Prof Bleyer, who is medical advisor at the Cancer Treatment Center, St Charles Medical Center, Bend, Oregon, said: "However, both countries have a lower survival rate for their TYAs than for their younger and older patients, proving that TYAs remain the most neglected group of cancer patients across the globe.

"Our previous research has shown that the survival of older teenagers and young adults with cancer in the United States has lagged behind progress in younger and older patients. We found that diagnosis was delayed in TYAs who either lacked health insurance or had inadequate insurance, and therefore this lack of progress might be due to the USA health care system and less expected in countries with national health insurance.

"During the past year we have compared survival of TYAs in the USA with those in Australia, a country similar in many demographics to the USA, but with health insurance provided to all citizens regardless of age.

"From 1982 to 1998, the rate of improvement in the five-year survival from invasive cancer in Australia exceeded that which occurred in the USA, such that by the late 1990s, TYAs in Australia had an overall five-year cancer survival that was higher than in the USA. The deficit begins at 16 and ends at 55, the same years that national health insurance is not available in the USA. It ranges from 5% for 18 to 25 year-olds to 12% for those aged 30 to 35. This difference suggests that the health care system in Australia, with universal health insurance, was able to provide better cancer care to its TYAs.

"The advantage for Australian TYAs was not apparent in their children or older adults with cancer. This suggests that the need for private health insurance in the USA is responsible for the worse survival of TYAs, in that children and older adults in the USA are more adequately insured than TYAs."

In the USA the greatest improvement in survival occurred amongst patients aged over 65 for whom national health insurance is provided. Prof Bleyer said: "Both countries, however, had a lower rate of improvement in the five-year cancer survival rate among TYAs than in either younger or older patients, albeit the relative deficit was greater in the USA than in Australia.

"These comparisons indicate that the relative lack of progress in cancer outcome among TYAs in the USA is due, at least in part to the lack of health insurance," he said.

However, he warned that even in countries where there was national health insurance for all, this didn't necessarily guarantee access to good diagnosis and treatment for cancer patients, and particularly not for TYAs.

"Good health care systems make a huge difference in prolonging survival and reducing deaths amongst TYAs with cancer," he said. "The failure to improve survival amongst 15 to 29-year-olds over the last quarter of a century is striking and there are reasons that are common between different countries. These include the tendency for adolescents and young adults to wait longer before consulting a doctor about symptoms, lack of a regular and usual source of primary care, delays in diagnosis by doctors not used to seeing young people with cancer, the wide spectrum of cancers contracted by TYAs, physicians poorly trained in caring for TYAs with cancer, and, most importantly, the lack of participation in clinical trials for this age group."

Some countries belatedly were waking up to this problem, he said. In the UK, the National Institute for Health and Clinical Excellence (NICE) issued new guidance for the treatment of under-19s in August 2005. "In the USA the National Cancer Institute has initiated a major review of the national status of cancer in this age group.

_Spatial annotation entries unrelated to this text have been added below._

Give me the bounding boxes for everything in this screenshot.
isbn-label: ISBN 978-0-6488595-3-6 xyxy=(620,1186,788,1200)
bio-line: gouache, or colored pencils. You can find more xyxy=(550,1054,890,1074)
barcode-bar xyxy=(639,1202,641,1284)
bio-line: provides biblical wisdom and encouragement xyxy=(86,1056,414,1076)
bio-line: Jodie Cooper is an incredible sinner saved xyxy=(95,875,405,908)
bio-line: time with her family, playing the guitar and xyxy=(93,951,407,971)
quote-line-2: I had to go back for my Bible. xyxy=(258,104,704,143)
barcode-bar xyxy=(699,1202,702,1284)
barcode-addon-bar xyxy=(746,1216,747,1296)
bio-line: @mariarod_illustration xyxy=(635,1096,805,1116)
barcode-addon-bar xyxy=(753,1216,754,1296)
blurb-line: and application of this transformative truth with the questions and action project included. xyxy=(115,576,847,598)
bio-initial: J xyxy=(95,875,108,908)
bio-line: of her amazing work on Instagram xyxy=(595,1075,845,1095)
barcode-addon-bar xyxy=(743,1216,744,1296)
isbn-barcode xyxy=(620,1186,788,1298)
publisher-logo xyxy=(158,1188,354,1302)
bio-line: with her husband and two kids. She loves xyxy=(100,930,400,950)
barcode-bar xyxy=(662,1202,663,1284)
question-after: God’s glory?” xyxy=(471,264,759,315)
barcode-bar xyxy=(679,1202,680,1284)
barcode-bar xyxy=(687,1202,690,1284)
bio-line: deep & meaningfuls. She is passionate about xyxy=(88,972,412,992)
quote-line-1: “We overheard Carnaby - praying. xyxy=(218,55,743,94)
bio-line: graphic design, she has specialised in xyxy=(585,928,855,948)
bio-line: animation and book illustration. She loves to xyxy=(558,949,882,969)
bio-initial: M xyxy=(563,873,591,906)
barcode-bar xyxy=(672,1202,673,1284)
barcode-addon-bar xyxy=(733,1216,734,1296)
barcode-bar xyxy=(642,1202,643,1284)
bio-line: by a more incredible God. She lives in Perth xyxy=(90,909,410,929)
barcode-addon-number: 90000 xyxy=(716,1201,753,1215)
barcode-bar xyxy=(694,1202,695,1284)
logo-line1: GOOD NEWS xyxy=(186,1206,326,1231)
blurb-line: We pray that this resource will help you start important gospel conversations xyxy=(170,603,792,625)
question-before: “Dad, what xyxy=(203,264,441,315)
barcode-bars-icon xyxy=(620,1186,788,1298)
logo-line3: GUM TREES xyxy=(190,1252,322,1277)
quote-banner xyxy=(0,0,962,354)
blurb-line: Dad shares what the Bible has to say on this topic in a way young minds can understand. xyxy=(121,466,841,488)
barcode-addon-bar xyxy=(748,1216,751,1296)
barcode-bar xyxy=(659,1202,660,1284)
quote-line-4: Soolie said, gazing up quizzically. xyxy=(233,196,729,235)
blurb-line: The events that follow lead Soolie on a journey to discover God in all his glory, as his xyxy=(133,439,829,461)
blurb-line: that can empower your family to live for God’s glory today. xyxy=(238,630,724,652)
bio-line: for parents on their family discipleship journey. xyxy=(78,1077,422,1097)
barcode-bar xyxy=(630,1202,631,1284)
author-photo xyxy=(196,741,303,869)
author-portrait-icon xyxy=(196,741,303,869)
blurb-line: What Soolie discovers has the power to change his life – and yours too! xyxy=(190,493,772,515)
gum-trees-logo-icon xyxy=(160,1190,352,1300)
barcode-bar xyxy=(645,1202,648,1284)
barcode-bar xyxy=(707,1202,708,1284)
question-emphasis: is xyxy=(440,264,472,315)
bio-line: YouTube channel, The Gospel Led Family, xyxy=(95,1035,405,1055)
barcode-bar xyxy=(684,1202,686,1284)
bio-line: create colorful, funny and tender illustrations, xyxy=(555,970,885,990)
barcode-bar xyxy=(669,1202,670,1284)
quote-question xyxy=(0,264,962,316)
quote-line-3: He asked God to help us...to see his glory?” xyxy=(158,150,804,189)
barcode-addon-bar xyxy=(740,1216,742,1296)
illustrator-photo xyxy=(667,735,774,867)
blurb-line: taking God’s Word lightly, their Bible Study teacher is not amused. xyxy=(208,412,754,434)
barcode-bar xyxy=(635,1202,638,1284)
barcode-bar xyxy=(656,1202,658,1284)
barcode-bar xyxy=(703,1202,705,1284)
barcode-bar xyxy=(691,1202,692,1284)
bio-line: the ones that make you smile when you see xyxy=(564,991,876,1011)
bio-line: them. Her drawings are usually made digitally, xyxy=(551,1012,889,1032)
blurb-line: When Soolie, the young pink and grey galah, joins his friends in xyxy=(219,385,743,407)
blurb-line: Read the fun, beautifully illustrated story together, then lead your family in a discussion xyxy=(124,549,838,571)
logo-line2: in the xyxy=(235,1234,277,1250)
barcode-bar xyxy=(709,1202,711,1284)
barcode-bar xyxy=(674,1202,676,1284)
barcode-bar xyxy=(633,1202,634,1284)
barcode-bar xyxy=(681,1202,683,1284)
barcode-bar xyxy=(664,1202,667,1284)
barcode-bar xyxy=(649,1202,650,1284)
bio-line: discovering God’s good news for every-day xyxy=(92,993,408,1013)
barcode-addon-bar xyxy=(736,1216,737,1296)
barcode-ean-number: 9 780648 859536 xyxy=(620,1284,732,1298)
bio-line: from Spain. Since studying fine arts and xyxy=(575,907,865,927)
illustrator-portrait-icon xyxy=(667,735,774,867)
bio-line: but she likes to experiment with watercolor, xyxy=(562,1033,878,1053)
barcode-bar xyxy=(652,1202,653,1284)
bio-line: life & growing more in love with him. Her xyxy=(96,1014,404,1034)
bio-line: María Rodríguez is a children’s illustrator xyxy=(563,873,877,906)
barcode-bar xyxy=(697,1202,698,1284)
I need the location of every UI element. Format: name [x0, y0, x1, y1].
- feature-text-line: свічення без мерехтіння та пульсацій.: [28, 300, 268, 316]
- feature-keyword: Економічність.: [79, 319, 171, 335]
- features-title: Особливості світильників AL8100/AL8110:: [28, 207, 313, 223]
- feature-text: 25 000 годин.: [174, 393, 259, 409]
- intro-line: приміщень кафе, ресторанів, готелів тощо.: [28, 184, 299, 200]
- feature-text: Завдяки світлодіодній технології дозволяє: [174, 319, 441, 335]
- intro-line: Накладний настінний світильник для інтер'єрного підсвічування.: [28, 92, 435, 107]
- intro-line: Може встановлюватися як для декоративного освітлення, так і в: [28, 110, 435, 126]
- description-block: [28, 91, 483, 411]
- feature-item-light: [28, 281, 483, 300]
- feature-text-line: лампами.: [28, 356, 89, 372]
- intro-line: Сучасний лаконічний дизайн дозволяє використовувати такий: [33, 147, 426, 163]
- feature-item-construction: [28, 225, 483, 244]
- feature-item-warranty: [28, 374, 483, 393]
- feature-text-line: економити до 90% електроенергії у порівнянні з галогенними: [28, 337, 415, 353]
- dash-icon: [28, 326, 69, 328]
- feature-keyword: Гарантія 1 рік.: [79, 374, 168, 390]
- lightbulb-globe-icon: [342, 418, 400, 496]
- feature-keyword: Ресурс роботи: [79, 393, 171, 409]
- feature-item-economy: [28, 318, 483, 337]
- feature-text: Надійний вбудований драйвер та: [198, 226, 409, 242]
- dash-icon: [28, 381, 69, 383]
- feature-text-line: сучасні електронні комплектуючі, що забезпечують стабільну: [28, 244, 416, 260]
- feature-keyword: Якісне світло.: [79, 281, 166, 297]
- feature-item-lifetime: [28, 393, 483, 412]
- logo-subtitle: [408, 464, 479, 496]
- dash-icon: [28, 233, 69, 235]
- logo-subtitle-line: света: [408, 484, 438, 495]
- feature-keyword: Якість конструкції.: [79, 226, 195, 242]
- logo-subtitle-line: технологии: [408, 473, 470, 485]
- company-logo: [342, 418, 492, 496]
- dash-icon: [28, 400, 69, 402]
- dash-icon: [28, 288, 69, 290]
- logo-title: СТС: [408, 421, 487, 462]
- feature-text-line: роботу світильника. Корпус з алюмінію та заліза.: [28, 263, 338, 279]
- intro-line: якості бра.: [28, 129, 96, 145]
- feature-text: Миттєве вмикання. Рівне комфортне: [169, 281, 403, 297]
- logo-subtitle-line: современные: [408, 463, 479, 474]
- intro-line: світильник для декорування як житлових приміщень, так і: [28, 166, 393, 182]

Known as a Progress Review Group, the nation's experts will evaluate all available data, determine the severity and potential solutions, and provide an official report of recommendations," he said.

"In addition, the President's Cancer Panel is working on a similar report on the survivorship of young Americans with cancer. Both efforts include a review of the role of health insurance and health care delivery systems in the new medical frontier that is TYA oncology."